The field of the present invention is generally that of support and adjusting structures for precision optical instruments and, more particularly, supports and adjusting structures for microscopes manufactured from low cost yet highly accurate extruded parts.
In the past, the exceedingly accurate tolerances demanded of optical instruments, such as microscopes, required precision machined parts which are quite expensive to manufacture and, thus, add substantially to the final cost of the instrument. In an attempt to control the cost, many individual parts of the microscope, such as the base, column and arm, were produced from for example, sand or die castings. The castings were then machined to final and quite precise working dimensions. Some of the machining procedures required were: drilling and tapping holes for mounting various parts; machining surface, such as bearing ways, to assure correct optical motion and machining of at least some exterior surfaces for esthetic purposes. Each additional machining increases the final cost of the product.
As an indication of the steps necessary to finish a typical microscope column, the following rather extensive machining procedures will be described. After the column casting has been received from the foundry it is necessary to drill and tap all mounting holes. As there are generally numerous holes to be drilled and tapped, the column casting must be continually mounted, removed and re-mounted in appropriate drilling fixtures. Further, all portions of the casting which require surfacing procedures must be similarly mounted, removed and re-mounted on the required piece of machinery.
It is readily apparent that the numerous and precise machining procedures required to produce one component part, such as the above-described microscope column, add significantly to the cost and complexity of the final product. Further, each additional procedure required in the manufacture of an instrument increases the likelihood of error being manufactured into the instrument. When precision optical instruments are involved, any such errors, no matter how slight, are unacceptable.
A further problem faced by the manufacturer and the ultimate user of precision optical instruments, such as microscopes, is the need to have readily available a wide and varied range of instruments to serve the immediate needs at hand. For example, in many instances a microscope of low power of magnification is sufficient to accomplish the examining task whereas in other instances a microscope having a fairly high power of magnification is required. Still other instances require a microscope having stereoscopic capability. Other variations may require that external or internal lighting be provided. Still other variations may call for substantial differences in the size and shape of the microscope base and column. Large objects may require a relatively long column and large base. Conversely, small objects may only require a short column and small base. Still other examination procedures may require a microscope providing a substantial amount of focus travel whereas others may require only very slight focus excursions.
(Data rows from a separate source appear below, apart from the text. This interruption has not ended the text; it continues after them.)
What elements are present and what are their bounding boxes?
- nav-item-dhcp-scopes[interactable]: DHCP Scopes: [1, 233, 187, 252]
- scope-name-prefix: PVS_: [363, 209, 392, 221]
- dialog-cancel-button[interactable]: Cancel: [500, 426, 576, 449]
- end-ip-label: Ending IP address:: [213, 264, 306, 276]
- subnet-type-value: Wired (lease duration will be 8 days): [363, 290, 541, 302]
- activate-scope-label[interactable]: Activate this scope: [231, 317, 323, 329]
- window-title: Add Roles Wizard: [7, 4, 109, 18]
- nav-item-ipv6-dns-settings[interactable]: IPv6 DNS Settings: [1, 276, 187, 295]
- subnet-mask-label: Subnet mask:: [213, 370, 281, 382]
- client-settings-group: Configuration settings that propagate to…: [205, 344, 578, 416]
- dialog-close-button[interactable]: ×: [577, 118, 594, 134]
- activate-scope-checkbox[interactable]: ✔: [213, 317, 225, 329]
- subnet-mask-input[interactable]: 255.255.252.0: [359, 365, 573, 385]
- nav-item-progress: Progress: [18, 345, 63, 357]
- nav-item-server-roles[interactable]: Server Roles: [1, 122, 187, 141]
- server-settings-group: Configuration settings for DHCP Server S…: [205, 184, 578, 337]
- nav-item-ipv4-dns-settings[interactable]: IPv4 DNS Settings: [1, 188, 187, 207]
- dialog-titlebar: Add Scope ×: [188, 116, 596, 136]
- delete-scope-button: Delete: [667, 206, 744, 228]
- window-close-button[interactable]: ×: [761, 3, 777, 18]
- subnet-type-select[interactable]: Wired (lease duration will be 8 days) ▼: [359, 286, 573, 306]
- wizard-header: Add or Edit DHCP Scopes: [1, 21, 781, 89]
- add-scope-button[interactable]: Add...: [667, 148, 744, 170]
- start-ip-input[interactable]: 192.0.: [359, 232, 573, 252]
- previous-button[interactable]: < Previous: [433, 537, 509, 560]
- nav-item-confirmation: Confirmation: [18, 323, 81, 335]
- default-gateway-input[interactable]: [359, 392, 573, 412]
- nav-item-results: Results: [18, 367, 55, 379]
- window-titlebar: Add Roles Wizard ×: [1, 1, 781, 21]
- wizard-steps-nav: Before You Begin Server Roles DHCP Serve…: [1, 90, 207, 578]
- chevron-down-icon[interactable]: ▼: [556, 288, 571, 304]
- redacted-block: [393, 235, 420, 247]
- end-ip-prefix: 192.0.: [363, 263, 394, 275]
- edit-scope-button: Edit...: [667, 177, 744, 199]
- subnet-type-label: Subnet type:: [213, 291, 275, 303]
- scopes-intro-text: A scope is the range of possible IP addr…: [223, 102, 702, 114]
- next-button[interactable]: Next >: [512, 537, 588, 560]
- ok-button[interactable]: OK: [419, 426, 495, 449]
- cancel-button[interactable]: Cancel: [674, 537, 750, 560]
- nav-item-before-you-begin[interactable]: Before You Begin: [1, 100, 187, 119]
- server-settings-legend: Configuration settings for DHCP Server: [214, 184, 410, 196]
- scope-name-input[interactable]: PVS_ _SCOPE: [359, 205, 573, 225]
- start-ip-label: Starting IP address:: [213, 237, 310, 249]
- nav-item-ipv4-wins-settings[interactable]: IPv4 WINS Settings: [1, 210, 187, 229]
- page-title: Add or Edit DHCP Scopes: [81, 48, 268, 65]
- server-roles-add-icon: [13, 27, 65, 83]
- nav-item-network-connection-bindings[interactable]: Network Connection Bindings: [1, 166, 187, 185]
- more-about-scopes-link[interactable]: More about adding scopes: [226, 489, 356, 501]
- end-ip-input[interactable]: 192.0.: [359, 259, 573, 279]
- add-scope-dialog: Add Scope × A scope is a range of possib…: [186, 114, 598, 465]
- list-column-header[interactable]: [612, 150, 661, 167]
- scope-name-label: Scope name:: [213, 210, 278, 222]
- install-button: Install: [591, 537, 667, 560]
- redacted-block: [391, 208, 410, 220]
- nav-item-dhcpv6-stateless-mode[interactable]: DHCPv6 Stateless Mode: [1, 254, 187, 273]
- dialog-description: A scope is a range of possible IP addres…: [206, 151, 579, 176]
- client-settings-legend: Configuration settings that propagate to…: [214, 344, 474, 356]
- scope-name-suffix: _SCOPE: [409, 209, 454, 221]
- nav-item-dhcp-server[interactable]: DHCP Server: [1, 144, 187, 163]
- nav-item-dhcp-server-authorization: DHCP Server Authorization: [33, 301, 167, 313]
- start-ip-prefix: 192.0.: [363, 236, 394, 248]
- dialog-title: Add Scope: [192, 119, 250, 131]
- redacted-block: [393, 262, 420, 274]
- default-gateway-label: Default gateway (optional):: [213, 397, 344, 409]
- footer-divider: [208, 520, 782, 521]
At least some of the heretofore mentioned problems were addressed by R. W. Hodgson in U.S. Pat. No. 4,509,834 issued Apr. 9, 1984. Mr. Hodgson recognized and described the need for a microscope stand which offered the capability of initially attaching to the stand through an auxiliary supporting structure a desired set of microscope optics which could be, at a later time, optically aligned by a relatively unskilled worker. Although this apparatus does allow for the reduction of labor necessary to complete one step of the assembly procedure and the possibility of interchangeability of parts, it does not address or contemplate the problem of complexity of manufacturing and assembly. Accordingly, there would be a substantial increase in the final cost of the microscope.
U.S. Pat. No. 3,307,896 issued Mar. 7, 1967 to P.A. Hoogesteger sets forth a low power microscope which, for purposes of cost savings and mass production, is molded from plastic. While this microscope was inexpensive to manufacture it was only satisfactory for low power applications and offered no capability for precision adjustments nor any potential for adapting other optics or accessories.
A further low cost microscope which lends itself to mass production is disclosed in U.S. Pat. No. 3,328,109 issued June 27, 1967 to F. A. Seedhouse. In particular, Seedhouse discloses a stereomicroscope which, for purposes of economy and ease of construction, is manufactured from a minimum number of parts, at least some of which are plastic. However, there is no provision for interchangeability of parts such as, for instance, removing the stereo systems and replacing it with a mono system. Additionally, no accessories or options may be added to this microscope.
In U.S. Ser. No. 650,927 filed Sept. 14, 1984, M. Dobner, a co-inventor hereof, a mechanism is disclosed which removes play from the linear motion of a microscope slide assembly mounted to a vertical column. Although not specifically referred to as such in the specification of this application, the column was an extrusion.
Therefore, it will be readily appreciated that in the past a significant number of separate and distinct microscopes were required to be produced by a manufacturer, stocked by a dealer and possessed by an end user to satisfy the many and varied tasks being undertaken.
Accordingly, a very distinct yet unfulfilled need has existed for a microscope which is of high quality, yet is inexpensive to manufacture. A microscope of this type would further provide for simple interchangeabilty of parts allowing for many types of microscopes to be readily and easily constructed from stock parts. Furthermore, an unsatisfied need exists for a high quality, precision microscope which is manufactured from inexpensive extruded parts.